El alcalde, Manuel Vázquez Faralde (2i), y Valentín González Formoso (3i), ayer en Miño
El alcalde, Manuel Vázquez Faralde (2i), y Valentín González Formoso (3i), ayer en Miño - CEDIDA
POLÍTICA

El concello de Miño, asfixiado por una deuda de más de 22 millones

El alcalde espera que Hacienda abra la mano por la «situación crítica» que afrontan

Pablo Pazos
SANTIAGOActualizado:

Al municipio coruñés de Miño, de poco más de 6.000 habitantes, lo aplasta una losa en forma de deuda que pesa más de 22 millones de euros. Su alcalde, el socialista Manuel Vázquez Faraldo, reconoce que están «asfixiados». «Es una asfixia financiera total. Es una situación crítica, financiera y económica. No tenemos ni capacidad económica para afrontarlo ni capacidad de financiación», asegura en conversación con ABC. Para entender la magnitud de esa deuda, que cuadruplica el presupuesto municipal —5,5 millones—, hay que remontarse a comienzos de siglo, en pleno desarrollo urbanístico de Miño, cuando la empresa Fadesa emprende la construcción de una urbanización de 1,5 millones de metros cuadrados. La constructora actuó como «agente urbanizador» y el ayuntamiento como «órgano expropiante» de los terrenos.

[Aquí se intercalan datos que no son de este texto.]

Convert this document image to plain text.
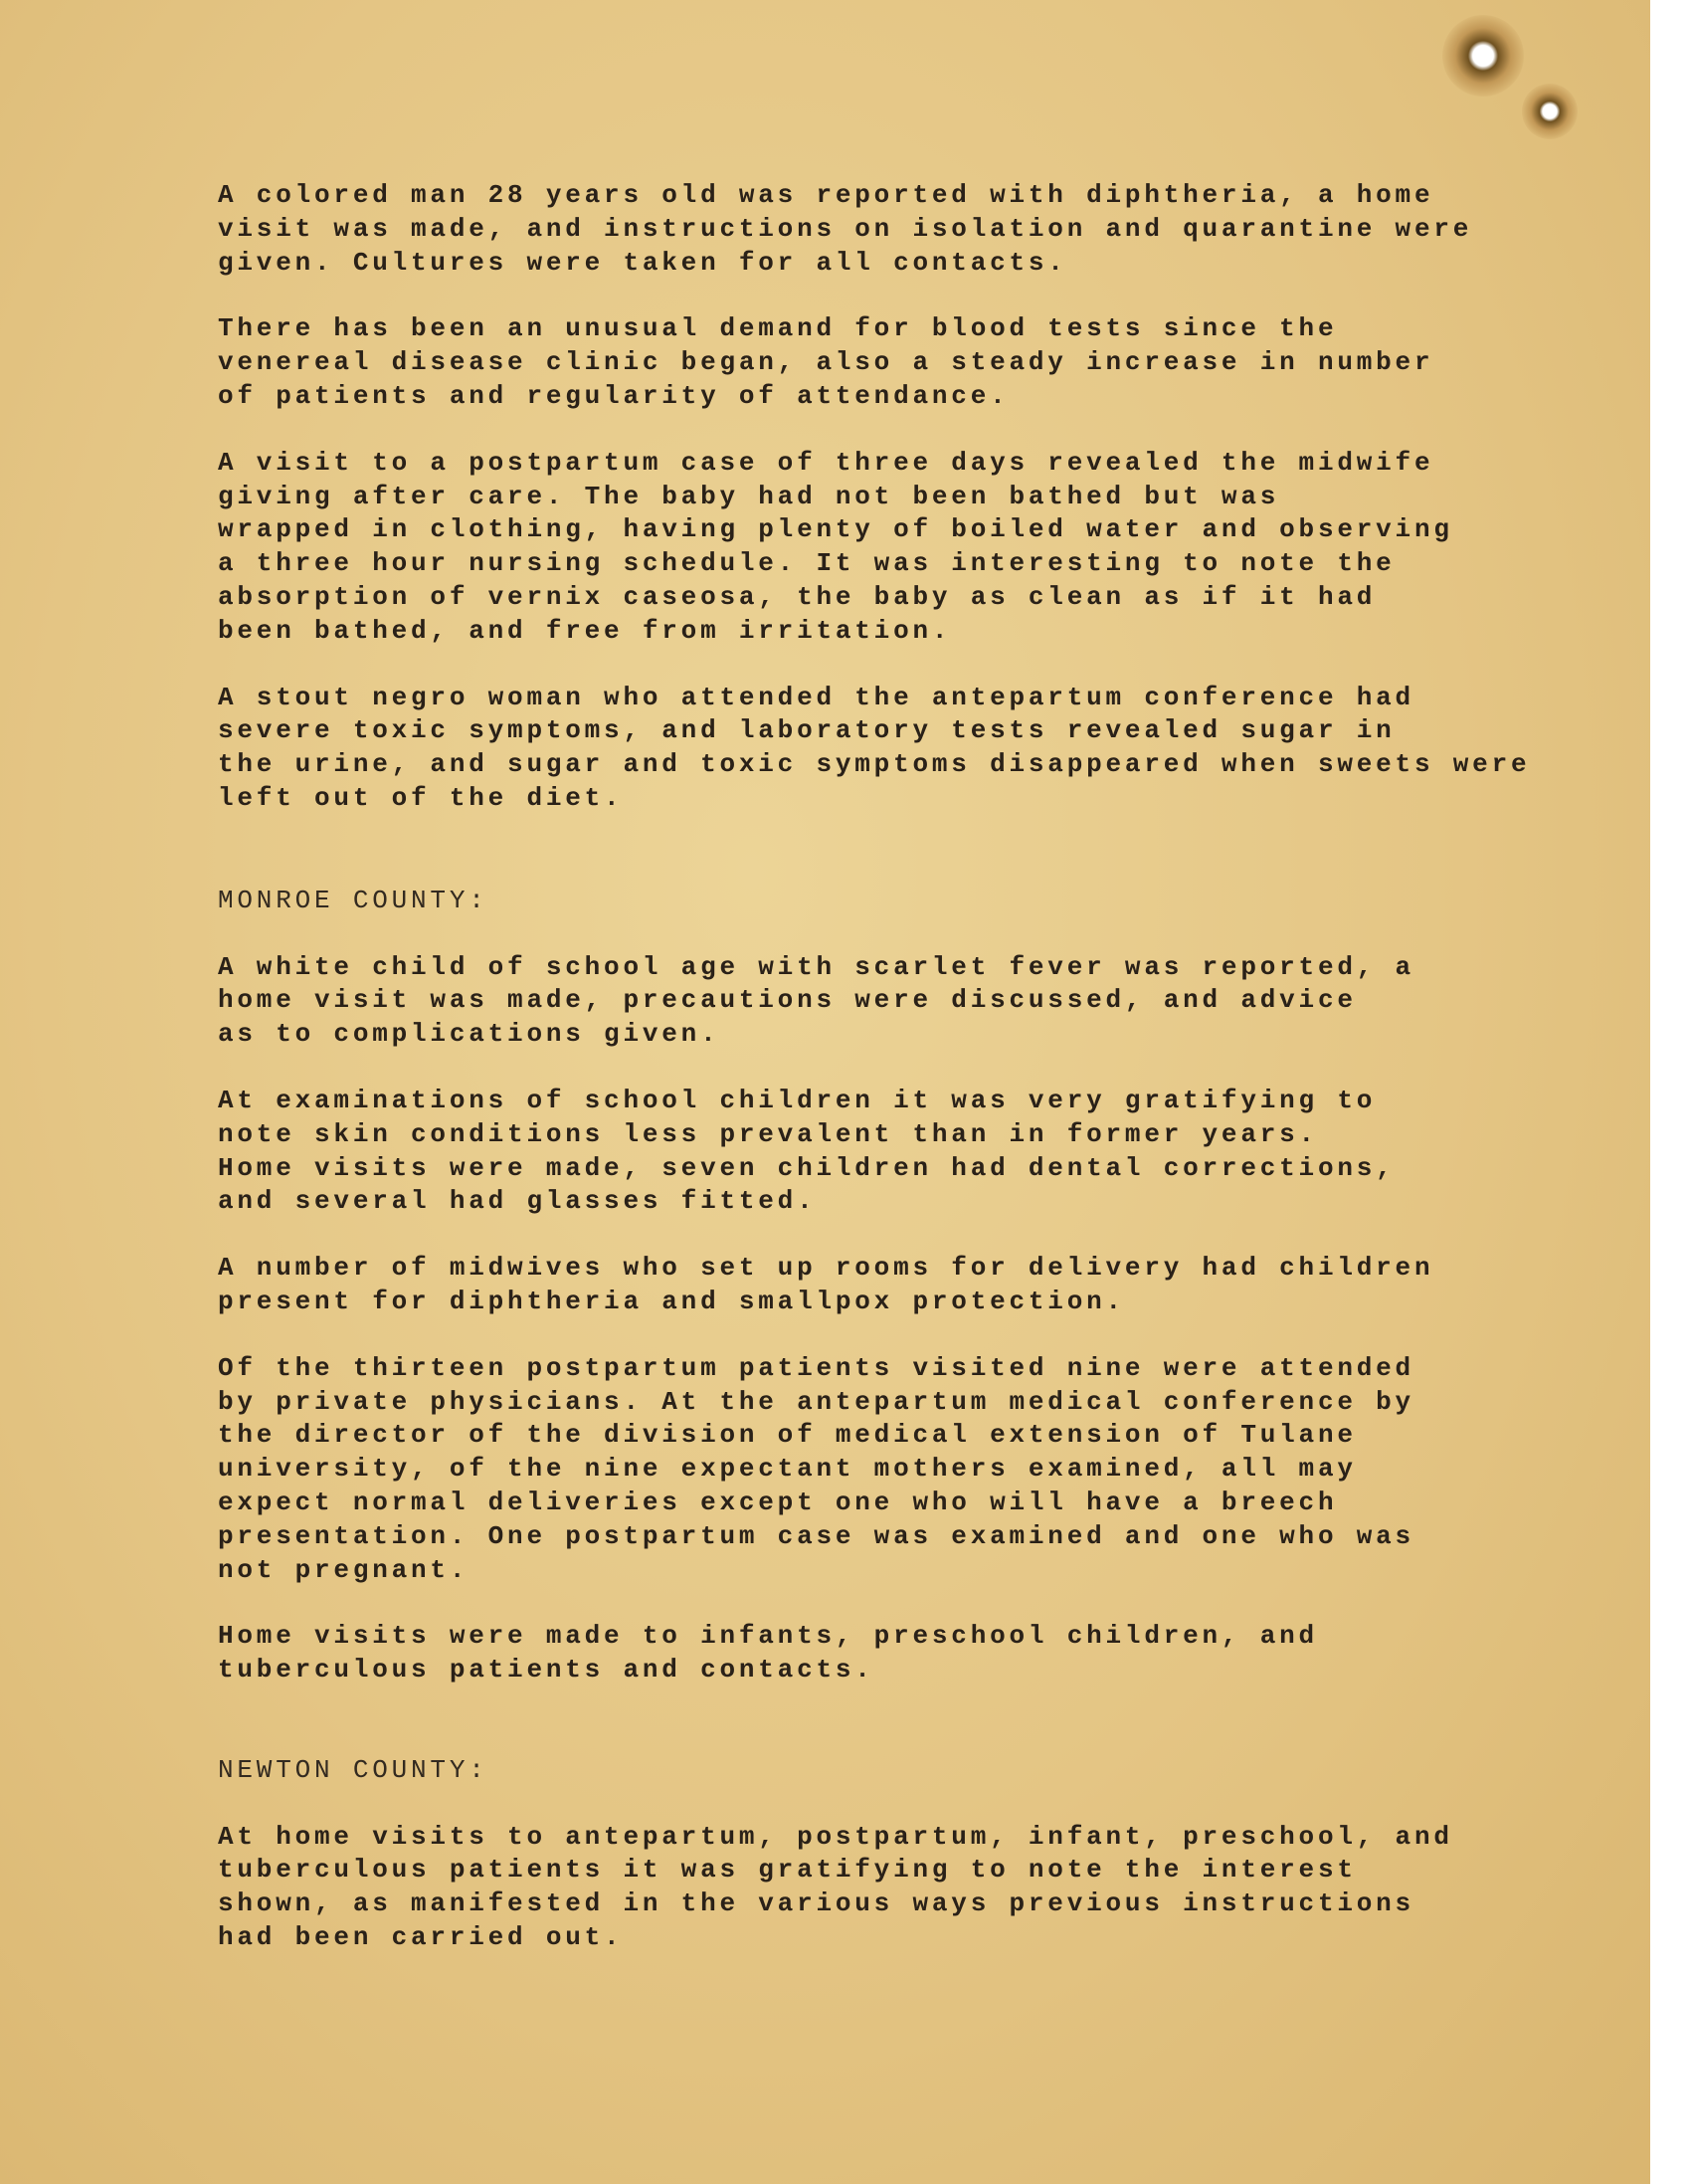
A colored man 28 years old was reported with diphtheria, a home
visit was made, and instructions on isolation and quarantine were
given. Cultures were taken for all contacts.
There has been an unusual demand for blood tests since the
venereal disease clinic began, also a steady increase in number
of patients and regularity of attendance.
A visit to a postpartum case of three days revealed the midwife
giving after care. The baby had not been bathed but was
wrapped in clothing, having plenty of boiled water and observing
a three hour nursing schedule. It was interesting to note the
absorption of vernix caseosa, the baby as clean as if it had
been bathed, and free from irritation.
A stout negro woman who attended the antepartum conference had
severe toxic symptoms, and laboratory tests revealed sugar in
the urine, and sugar and toxic symptoms disappeared when sweets were
left out of the diet.
MONROE COUNTY:
A white child of school age with scarlet fever was reported, a
home visit was made, precautions were discussed, and advice
as to complications given.
At examinations of school children it was very gratifying to
note skin conditions less prevalent than in former years.
Home visits were made, seven children had dental corrections,
and several had glasses fitted.
A number of midwives who set up rooms for delivery had children
present for diphtheria and smallpox protection.
Of the thirteen postpartum patients visited nine were attended
by private physicians. At the antepartum medical conference by
the director of the division of medical extension of Tulane
university, of the nine expectant mothers examined, all may
expect normal deliveries except one who will have a breech
presentation. One postpartum case was examined and one who was
not pregnant.
Home visits were made to infants, preschool children, and
tuberculous patients and contacts.
NEWTON COUNTY:
At home visits to antepartum, postpartum, infant, preschool, and
tuberculous patients it was gratifying to note the interest
shown, as manifested in the various ways previous instructions
had been carried out.
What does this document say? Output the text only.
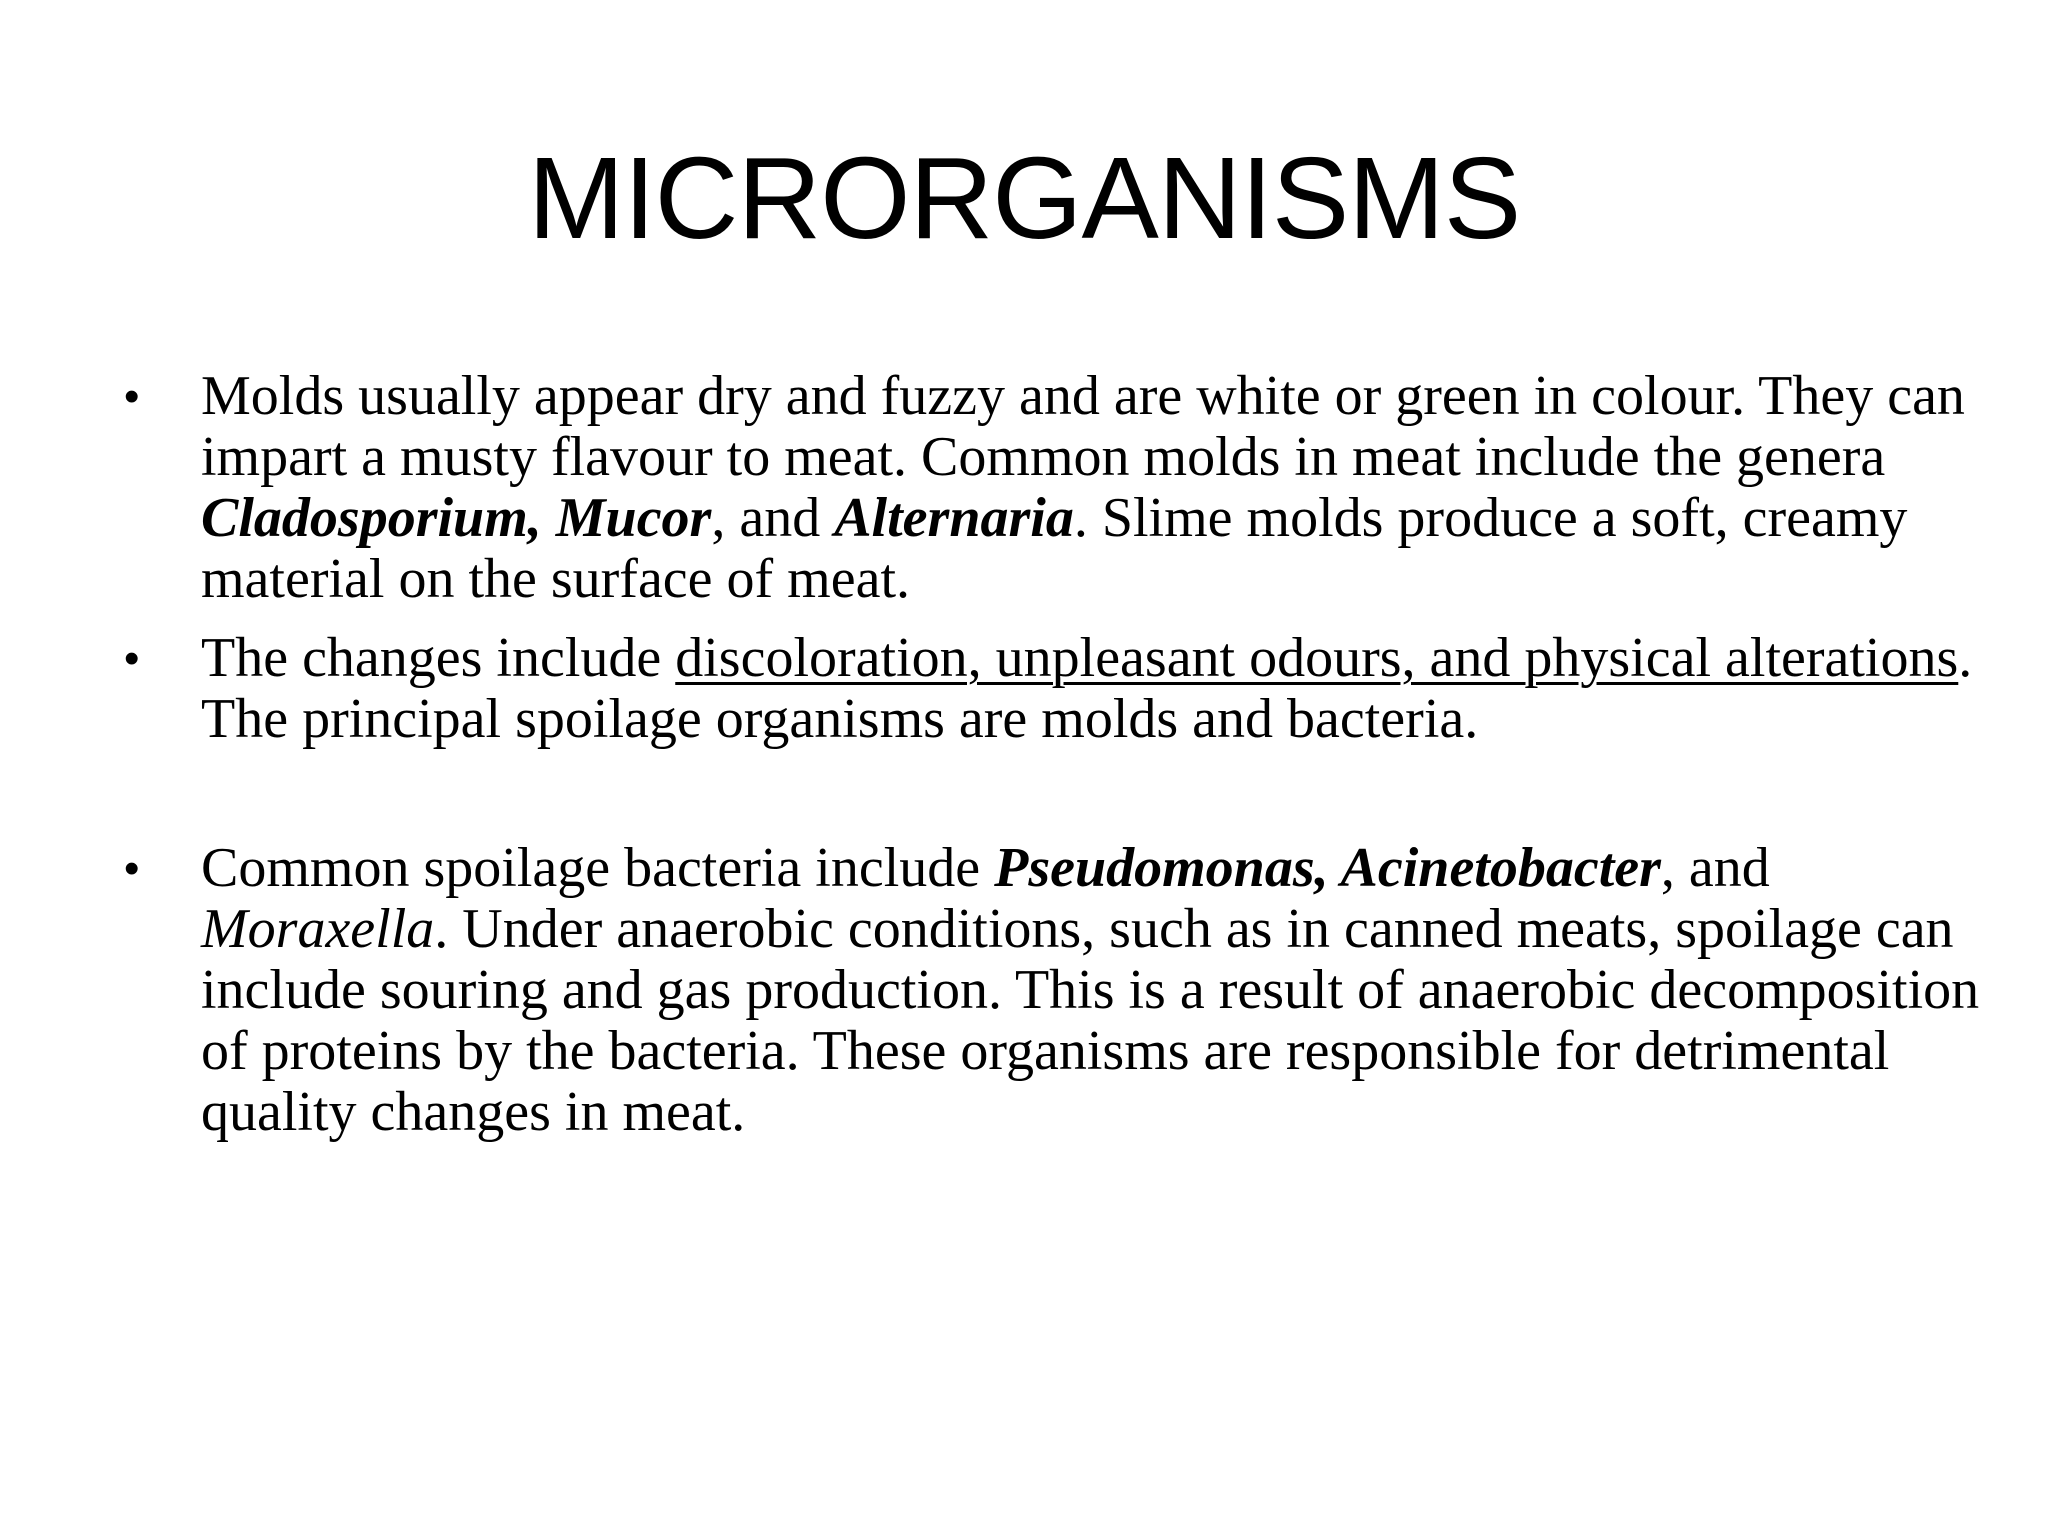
MICRORGANISMS
• Molds usually appear dry and fuzzy and are white or green in colour. They can impart a musty flavour to meat. Common molds in meat include the genera Cladosporium, Mucor, and Alternaria. Slime molds produce a soft, creamy material on the surface of meat.
• The changes include discoloration, unpleasant odours, and physical alterations. The principal spoilage organisms are molds and bacteria.
• Common spoilage bacteria include Pseudomonas, Acinetobacter, and Moraxella. Under anaerobic conditions, such as in canned meats, spoilage can include souring and gas production. This is a result of anaerobic decomposition of proteins by the bacteria. These organisms are responsible for detrimental quality changes in meat.
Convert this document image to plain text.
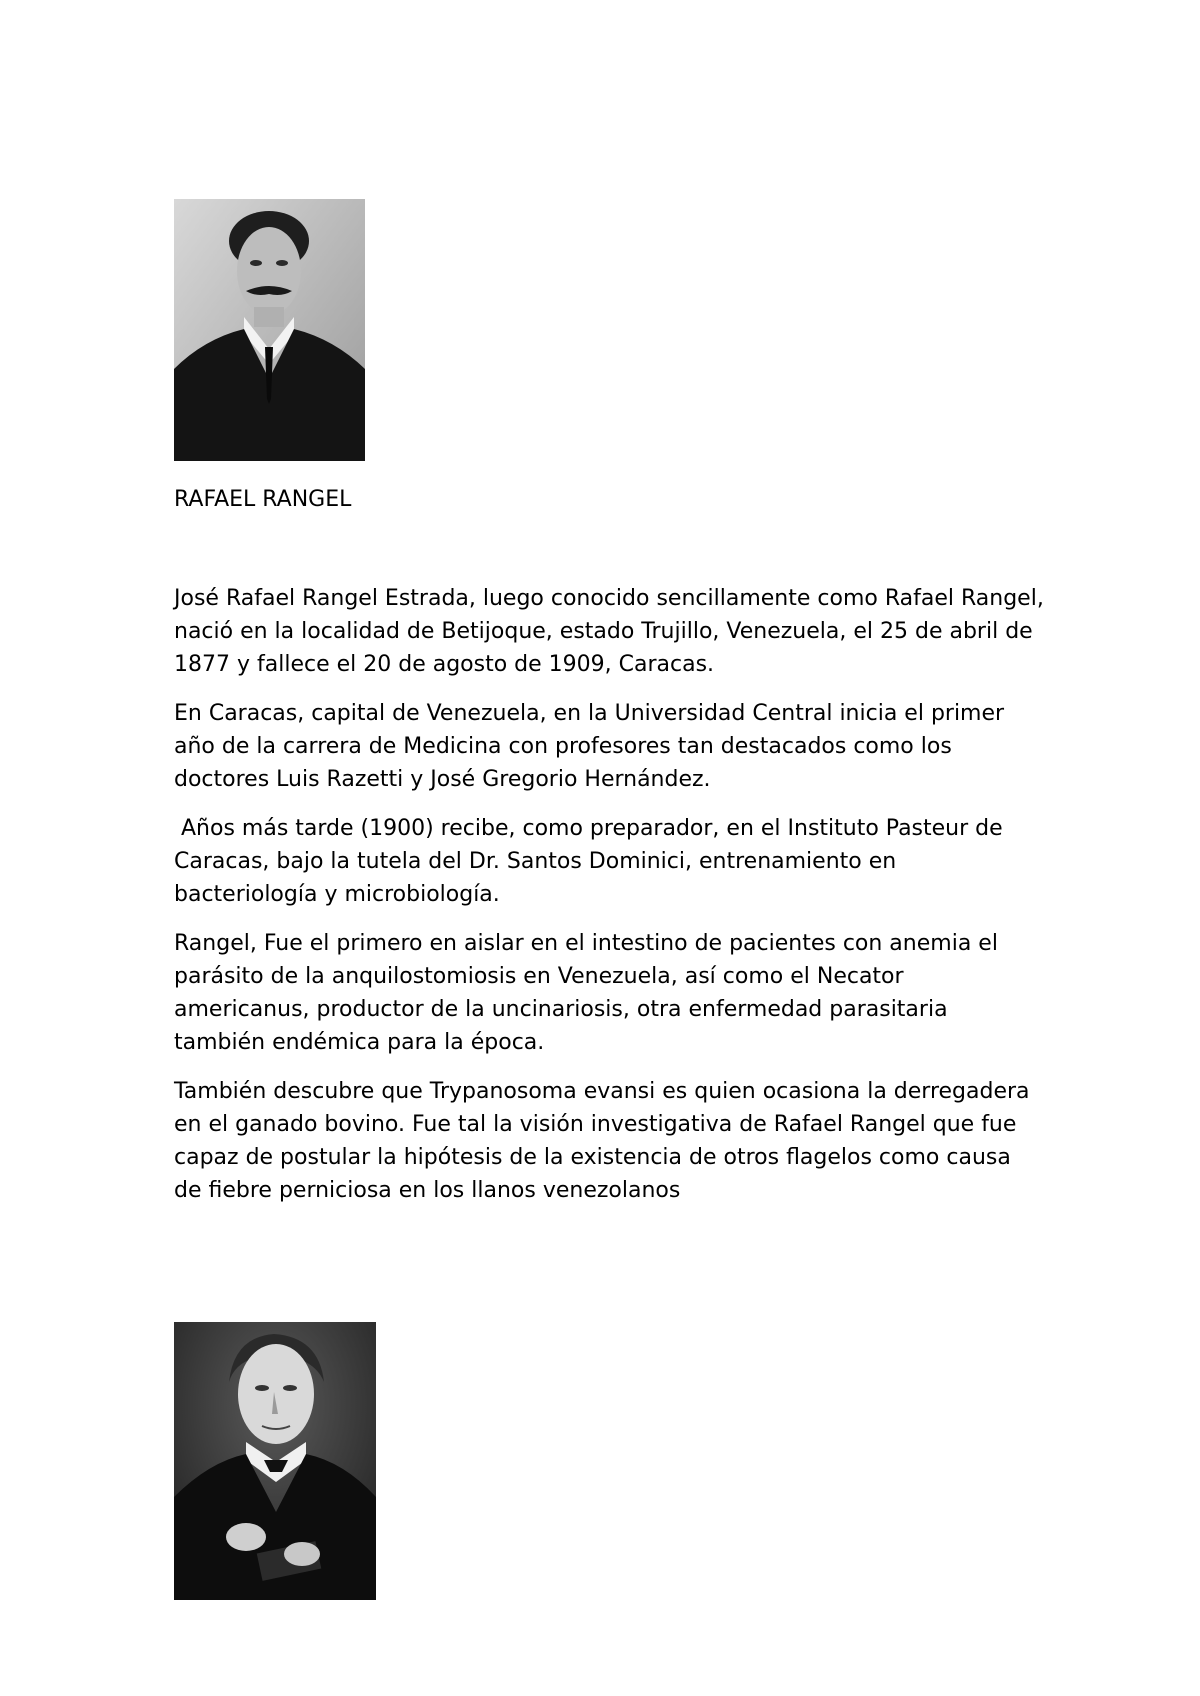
RAFAEL RANGEL

José Rafael Rangel Estrada, luego conocido sencillamente como Rafael Rangel, nació en la localidad de Betijoque, estado Trujillo, Venezuela, el 25 de abril de 1877 y fallece el 20 de agosto de 1909, Caracas.

En Caracas, capital de Venezuela, en la Universidad Central inicia el primer año de la carrera de Medicina con profesores tan destacados como los doctores Luis Razetti y José Gregorio Hernández.

Años más tarde (1900) recibe, como preparador, en el Instituto Pasteur de Caracas, bajo la tutela del Dr. Santos Dominici, entrenamiento en bacteriología y microbiología.

Rangel, Fue el primero en aislar en el intestino de pacientes con anemia el parásito de la anquilostomiosis en Venezuela, así como el Necator americanus, productor de la uncinariosis, otra enfermedad parasitaria también endémica para la época.

También descubre que Trypanosoma evansi es quien ocasiona la derregadera en el ganado bovino. Fue tal la visión investigativa de Rafael Rangel que fue capaz de postular la hipótesis de la existencia de otros flagelos como causa de fiebre perniciosa en los llanos venezolanos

Según Vázquez Faraldo, de forma «inexplicable», Fadesa nunca presentó los avales que exigía una cláusula en el contrato, por los que debía garantizar no solo el precio de las tierras, sino el que podrían alcanzar en caso de que los expropiados no estuviesen de acuerdo con el precio que fijó el jurado provincial de expropiación: 6,32 euros por metro cuadrado. Algo que sucedió en «gran parte» de los casos. Tras un largo proceso judicial, el valor quedó fijado en 25,90 euros. «20 euros más, en números redondos», comenta el regidor. Esa diferencia tendría que haberla asumido Fadesa... pero entró en concurso de acreedores en 2008 y dos años después el Tribunal Superior de Xustiza de Galicia (TSXG) sentenció que el responsable subsidiario pasaba a ser el concello.

El consistorio se vio ante una deuda de más de 15 millones, de los que 14,3 se corresponden a los pagos que debían hacerse a los expropiados, y recurrió a un crédito del Estado. Pagó a los afectados, pero tarde: entre 2017 y principios de 2018. Las fincas se habían empezado a ocupar en 2004. En ese lapso se generaron unos intereses: el agujero se ensanchaba en otros 7,5 millones. De forma también «inexplicable», a ojos de Vázquez Faraldo, el ayuntamiento recurrió. Y perdió —sentencia del TSXG de diciembre de 2018—. Pero tampoco pagó. Y los tribunales —«supongo que cansados de todas las desobediencias y triquiñuelas»— vuelven a intervenir:en julio, ya con nuevo equipo de gobierno municipal, el TSXG impone un interés «penalizador» desde diciembre a esos intereses, del 3,5%, hasta que se abonen.

Varios frentes abiertos

«Lo primero que hicimos fue llamar a todas las puertas: Ministerio [de Hacienda], Xunta y Diputación», rememora el primer edil. «Están siendo receptivos a nuestro planteamiento». Éste pasa por una «doble vía»: que Hacienda les haga un nuevo préstamo, para afrontar los intereses, y a la vez «negociar» para que el ya concedido, de más de 15 millones, otorgado hace dos años y a pagar en 10, «nos los aplace a (...) 20 o 25 o 30». Vázquez Faraldo echa cuentas: al ritmo actual, Miño debería devolver 2,2 millones al año para solventar la deuda total, de más de 22. Algo «imposible» con su presupuesto.

«A su vez», añade, «estamos intentando llegar a un acuerdo con los expropiados», que pasaría por que «renuncien» al interés sobre los intereses si obtienen el nuevo préstamo y lo valoran como una señal de que serán resarcidos. «Soy optimista. Creo que con el esfuerzo de Diputación, Xunta y Gobierno central podemos encarrilar el tema», asegura el alcalde a este diario. Este jueves, precisamente, recibió el apoyo del ente provincial a través de su presidente, Valentín González Formoso.

Entiende que, llegados a este punto, sobra apuntar a los «culpables» y su «dejadez y negligencia de libro», pues ya se «hizo justicia» en las municipales que le dieron el bastón de mando, relevando al independiente Ricardo Sánchez Oroza. El objetivo es que los vecinos sufran «el menor daño posible» por el pago de la deuda.